I believe in doing the right thing. Doing the right thing really makes me feel good and I would like to think that it makes the people around me feel good as well. I’m not saying that it is easy or that I am successful everyday in every situation, but each morning I wake up with the intention of choosing to do what is right.
Every school day morning when I go downstairs to have breakfast, there sits my brother. Now we don’t have one of those sweet brother sister relationships so I know that the meal may hold some challenges. As I descend the stairs I am thinking to myself, be cheerful, be nice. One day I sat down and smiled, he looked at me at let out a very loud fart. I immediately responded with “you are disgusting and sick!” The right thing to do would have been to ignore it and try to continue in a more positive direction. Ok, I was unsuccessful, but there have been a lot more times when I have shined.
One day my friends and I stopped for pizza at Dominos. I went in and picked up the pizza. When I got back to the car I realized that the casher had given me too much change. I went back inside and returned it. My friends thought I was crazy, but hey, if I hadn’t gotten enough change back, I would have gone back in and said something, so I did the right thing.
Another day I was so excited getting ready to go to a friends house for a party. Just as I was getting dressed I got a distress call from another friend. Her boyfriend had dumped her and she was devastated. It was tragic. What to do? I said, “hey let’s just have a girls night tonight.” She needed a friend. It was the right thing to do.
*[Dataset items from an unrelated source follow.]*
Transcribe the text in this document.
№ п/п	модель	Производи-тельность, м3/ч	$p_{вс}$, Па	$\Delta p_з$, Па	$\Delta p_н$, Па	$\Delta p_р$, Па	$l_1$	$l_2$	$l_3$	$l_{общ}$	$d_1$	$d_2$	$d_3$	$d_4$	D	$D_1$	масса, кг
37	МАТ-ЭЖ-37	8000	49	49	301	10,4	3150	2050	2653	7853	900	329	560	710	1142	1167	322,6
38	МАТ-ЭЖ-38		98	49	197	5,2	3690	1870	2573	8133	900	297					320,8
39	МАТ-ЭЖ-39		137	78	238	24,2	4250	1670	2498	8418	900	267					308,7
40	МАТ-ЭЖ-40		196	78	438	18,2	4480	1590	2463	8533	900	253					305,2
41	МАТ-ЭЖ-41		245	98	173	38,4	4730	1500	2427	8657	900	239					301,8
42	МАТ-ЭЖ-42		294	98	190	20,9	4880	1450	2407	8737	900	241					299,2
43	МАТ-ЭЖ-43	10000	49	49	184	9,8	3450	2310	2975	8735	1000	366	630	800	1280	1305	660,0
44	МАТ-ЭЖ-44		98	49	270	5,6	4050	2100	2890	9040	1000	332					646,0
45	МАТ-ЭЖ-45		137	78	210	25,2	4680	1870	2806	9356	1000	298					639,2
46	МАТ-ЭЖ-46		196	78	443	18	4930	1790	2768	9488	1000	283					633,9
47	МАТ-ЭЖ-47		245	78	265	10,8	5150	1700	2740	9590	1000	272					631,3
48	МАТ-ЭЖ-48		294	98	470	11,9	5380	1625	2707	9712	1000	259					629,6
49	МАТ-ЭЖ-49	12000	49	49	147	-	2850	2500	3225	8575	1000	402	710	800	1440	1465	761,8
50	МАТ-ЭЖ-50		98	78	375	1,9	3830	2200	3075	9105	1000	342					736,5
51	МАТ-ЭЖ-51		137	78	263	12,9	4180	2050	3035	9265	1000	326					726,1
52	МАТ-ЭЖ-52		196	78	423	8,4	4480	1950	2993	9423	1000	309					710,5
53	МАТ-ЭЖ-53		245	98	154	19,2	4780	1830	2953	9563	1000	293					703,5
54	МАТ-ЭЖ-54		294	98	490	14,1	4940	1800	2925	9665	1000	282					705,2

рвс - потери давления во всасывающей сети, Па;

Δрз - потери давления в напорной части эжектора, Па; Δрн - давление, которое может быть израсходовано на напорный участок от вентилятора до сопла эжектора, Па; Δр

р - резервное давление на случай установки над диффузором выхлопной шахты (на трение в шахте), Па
It’s not just the obvious things that I think about when I think about doing the right thing like not lying, cheating, stealing, and trying to be a good person. It is the little things in life too. When I am walking along my favorite stretch of the wall on north beach and I see a plastic bottle on the sidewalk, I pick it up and bring it to the next garbage can. When I am shopping in the mall and there is a shirt off the rack or a package on the floor in the isle, I pick it up and put it back in place. I try to give a warm smile and turn my head like “no big deal” when I see someone in an embarrassing situation. I try to not join in on caddy conversations, that is a hard one, even harder is pointing out that being mean is well, mean, and we shouldn’t be doing it.
My beliefs, like my life, are growing and changing. I do think though that doing the right thing is so basic, that it will be with me forever. So like I said, I might not always be successful, but when I am, it makes me feel good about myself, and may even be a positive impact on the people around me. This I believe.